Of course it's a shame that Laurent needs to eat and of course this has everything to do about RM being able to build for Mac or not. Knowing him, I know he would prefer RM to be open source but it would be much harder for him to monetize his efforts.
I'm perfectly ok with paying a fee to get RM but I know that wouldn't pay for support (especially if the community handles it which is already the case).
Corporate sponsorship doesn't always works and often lacks security and stability for both the developer and the project as they are at the mercy of one entity.
There is still a lot that you can do to contribute back to the project. Much of the build system and various supporting libraries have been open-sourced. Furthermore, it is the stated goal of RubyMotion that development of higher-level abstraction libraries should be driven by the community.
I suspect that the number of people who would actually be interested in (or, indeed, even capable of) contributing back to the parts of RubyMotion that are closed source is rather small.
Probably true.
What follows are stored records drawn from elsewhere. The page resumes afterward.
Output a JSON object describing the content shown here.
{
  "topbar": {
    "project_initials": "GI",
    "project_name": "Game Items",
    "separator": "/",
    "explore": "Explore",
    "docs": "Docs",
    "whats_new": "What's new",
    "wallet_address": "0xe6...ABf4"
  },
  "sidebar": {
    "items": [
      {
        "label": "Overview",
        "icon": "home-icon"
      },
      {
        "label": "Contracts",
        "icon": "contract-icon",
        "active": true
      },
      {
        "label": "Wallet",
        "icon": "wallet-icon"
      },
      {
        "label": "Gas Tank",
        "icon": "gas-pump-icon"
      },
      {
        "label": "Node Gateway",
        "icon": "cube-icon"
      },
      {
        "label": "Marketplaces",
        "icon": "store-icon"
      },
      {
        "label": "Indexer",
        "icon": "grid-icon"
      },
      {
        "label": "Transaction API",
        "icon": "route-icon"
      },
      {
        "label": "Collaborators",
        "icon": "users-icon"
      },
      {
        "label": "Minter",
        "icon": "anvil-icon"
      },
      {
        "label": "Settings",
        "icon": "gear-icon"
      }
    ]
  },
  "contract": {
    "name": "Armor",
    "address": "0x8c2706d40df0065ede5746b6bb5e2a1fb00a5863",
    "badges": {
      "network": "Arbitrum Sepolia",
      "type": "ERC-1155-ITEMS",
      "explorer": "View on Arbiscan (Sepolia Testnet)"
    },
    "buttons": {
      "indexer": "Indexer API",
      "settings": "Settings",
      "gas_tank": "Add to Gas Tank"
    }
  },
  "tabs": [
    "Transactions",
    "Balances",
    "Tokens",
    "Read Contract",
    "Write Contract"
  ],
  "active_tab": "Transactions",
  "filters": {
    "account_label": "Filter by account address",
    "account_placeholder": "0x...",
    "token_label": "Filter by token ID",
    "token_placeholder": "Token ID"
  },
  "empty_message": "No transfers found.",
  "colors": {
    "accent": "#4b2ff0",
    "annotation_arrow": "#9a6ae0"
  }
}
But as an amateur developer, I'd like to try it out... yet I'm not in a spot where I can just drop $200 to see if I like something or not.
Besides the obvious difference of target platforms, the biggest difference you'll run into IMO is that MacRuby is a full Ruby 1.9 implementation on top of Objective-C, whereas RubyMotion is more of a dialect of Ruby. i.e. eval doesn't exist in RubyMotion, you can't require gems at runtime, can't use MiniTest or RSpec, etc.
I think this is a shame, because I suspect lots of people would quite like to contribute back to the project, and that's currently not an option.